During the qualitative phase, the project conducted focus groups discussions (FGDs) as well as in-depth interviews with HEWs, CVs, groups of mothers, and a group of community stakeholders.

  • CVs said they considered their communication with HEWs, mostly through mobile phones and meetings, to be adequate.
  • HEWs stated that this communication should occur more frequently, with the support of a more formal system of mobile phone communication.
  • The main barrier to institutional delivery, according to CVs and HEWs, was limited transportation, particularly from the health centre to home after delivery.
  • In addition to lack of transport and/or related costs, mothers who had recently delivered at home identified culturally based delivery traditions, perceived lack of quality of care at health facilities, and mother-grandmother influences as enablers of choosing home delivery.
  • These women viewed the main benefits of CVs' activities as demand creation for ANC and child immunisation, exclusive breastfeeding, and newborn danger sign recognition.
  • Health providers viewed the identification and referral of pregnant women in the community as CVs' most important contribution. Other benefits acknowledged were changes in the mothers' knowledge of danger signs, women's willingness to continue ANC without interruption, women's willingness to deliver at health centres, and women coming to the health centre for care and support when they identified a potential health problem.

Perhaps a key finding from the qualitative research: "In this study, participants identified the mother, supported by her husband, as the main decision-maker in seeking care for ill newborns. The rapid increase in the numbers and percentages of women registered, attending ANC, and seeking a facility-based delivery during this brief pilot study suggests that pregnant women are open to changing their health behaviors when they are encouraged and supported by local CVs in the community."

According to the authors, this study shows that community-based pregnancy surveillance can be achieved rapidly and effectively when it is integrated into established community-based immunisation delivery platforms. However, identification and registration of pregnant women does not always translate into service demand.

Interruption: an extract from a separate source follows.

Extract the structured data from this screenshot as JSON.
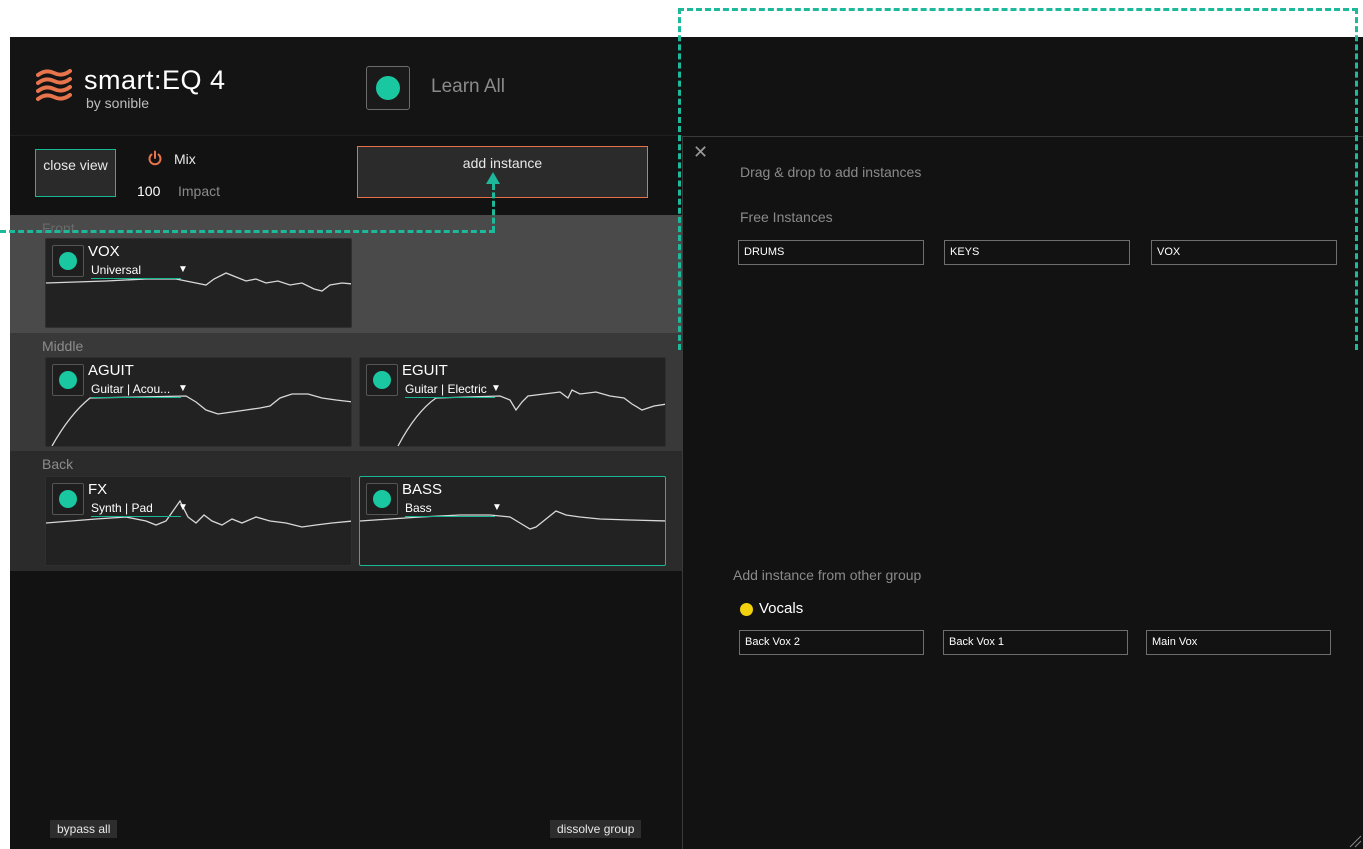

In this project, there seems to be a gap of about 40% between those initially identified and registered and those who later received ANC and counseling on newborns.

They observe that problems with estimating pastoralist population size make it difficult to measure the actual number and proportion of women who are pregnant and in need of maternal and neonatal services. Thus, research is needed to: find ways to improve methods to track the changing population size and locations of pastoralist groups; more consistently provide timely local transportation for women who wish to deliver in a facility; and improve communication between health facilities and community-based CVs in order to increase postpartum care coverage in the home.